EDIT: I refactored this way... do you think it's ok?
Public Class UserManager
Public Enum ErrorType
DatabaseError = 1
UserExists = 2
EmailExists = 3
End Enum
Public Class ErrorData
Public Property ErrorType As ErrorType
Public Property SuggestedUserName As String
Public Property SuggestedEmail As String
End Class
Public Function CreateUserLogin(username As String, password As String, ByRef errorData As ErrorData) As Guid
Dim user As New EvaVwUserLogin
user.UserName = username
user.Password = password
Return CreateUserLogin(user, errorData)
End Function
Public Function CreateUserLogin(user As EvaVwUserLogin, ByRef errorData As ErrorData) As Guid
If user Is Nothing Then
Throw New ApplicationException("No user object")
End If
If String.IsNullOrWhiteSpace(user.Password) OrElse String.IsNullOrWhiteSpace(user.UserName) Then
Throw New ApplicationException("Missing password or username")
End If
Dim hashedPassword As String
hashedPassword = Crypto.HashPassword(user.Password)
If UserExists(user) Then
errorData.ErrorType = ErrorType.UserExists
errorData.SuggestedUserName = "this username is free"
Return Nothing
End If
.....
End Function
End Class
And in the Presentation Layer:
Dim userManager As New UserManager
Dim managerError As New UserManager.ErrorData
Dim userId As Guid
userId = userManager.CreateUserLogin("test", "test", managerError)
If userId = Nothing Then
If managerError.ErrorType = userManager.ErrorType.UserExists Then
Dim suggestedUserName = managerError.SuggestedUserName
' Do something with suggested user name
End If
End If
Upvotes: 1
Views: 2330
Reputation: 25810
(This answer is just to provide support for @BrianMains suggestion to use return codes rather than exceptions. The relevant documentation was too large to fit in a comment.)

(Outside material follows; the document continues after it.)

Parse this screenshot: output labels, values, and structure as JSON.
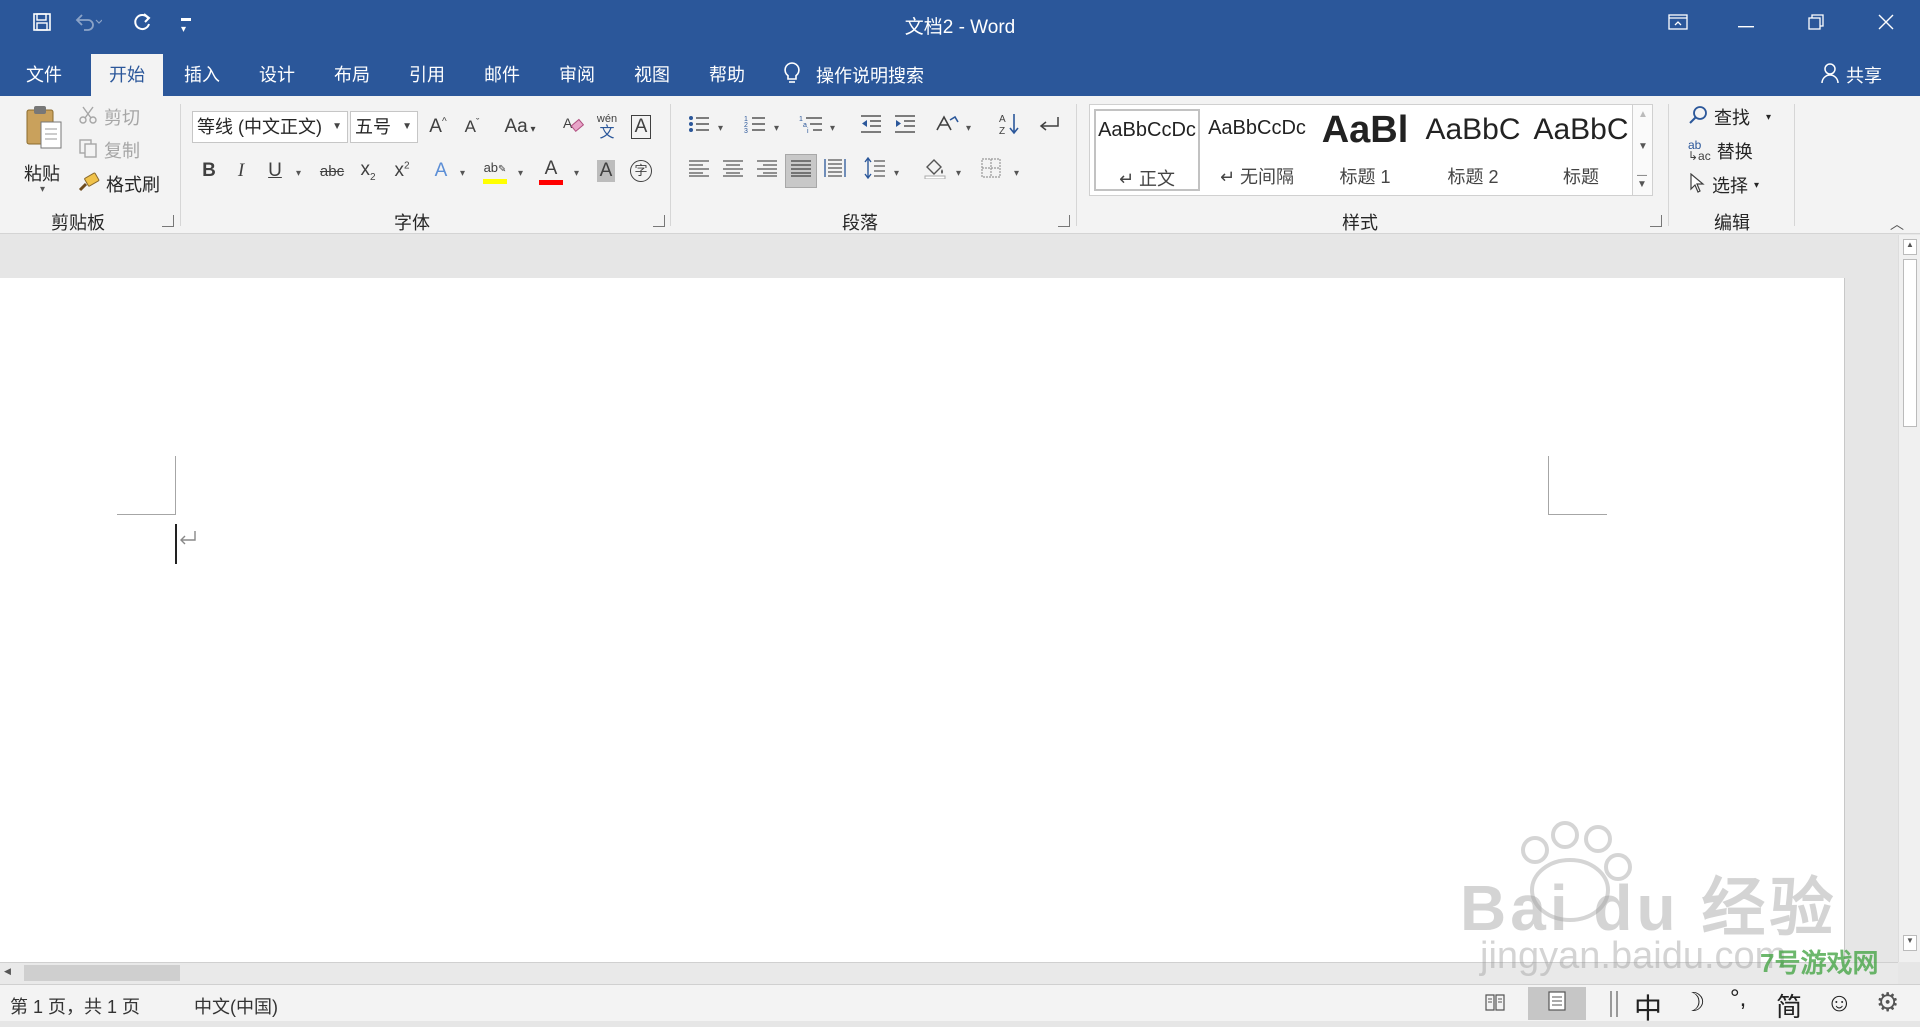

From the MSDN documentation on exceptions:
A significant amount of system resources and execution time are used when you throw or handle an exception. Throw exceptions only to handle truly extraordinary conditions, not to handle predictable events or flow control. For example, your application can reasonably throw an exception if a method argument is invalid because you expect to call your method with valid parameters. An invalid method argument means something extraordinary has occurred. Conversely, do not throw an exception if user input is invalid because you can expect users to occasionally enter invalid data. In such a case, provide a retry mechanism so users can enter valid input.
Throw exceptions only for extraordinary conditions, then catch exceptions in a general purpose exception handler that applies to the majority of your application, not a handler that applies to a specific exception. The rationale for this approach is that most errors can be handled by validation and error handling code in proximity to the error; no exception needs to be thrown or caught. The general purpose exception handler catches truly unexpected exceptions thrown anywhere in the application.
In addition, do not throw an exception when a return code is sufficient; do not convert a return code to an exception; and do not routinely catch an exception, ignore it, then continue processing.
http://msdn.microsoft.com/en-us/library/system.exception.aspx
(Highlighting mine)
Upvotes: 1
Reputation: 50728
For that, I would follow what the Membership API does. Return an enum from your business component, which the view can use to check the response. So you return an enum with values like you mention to the ASP.NET page, and check the type there. You can do what you are doing, but from what I see I don't think it's necessary; plus, throwing exceptions are expensive.
To clarify what I mean by enum is return it from the caller of the business component, not via an exception.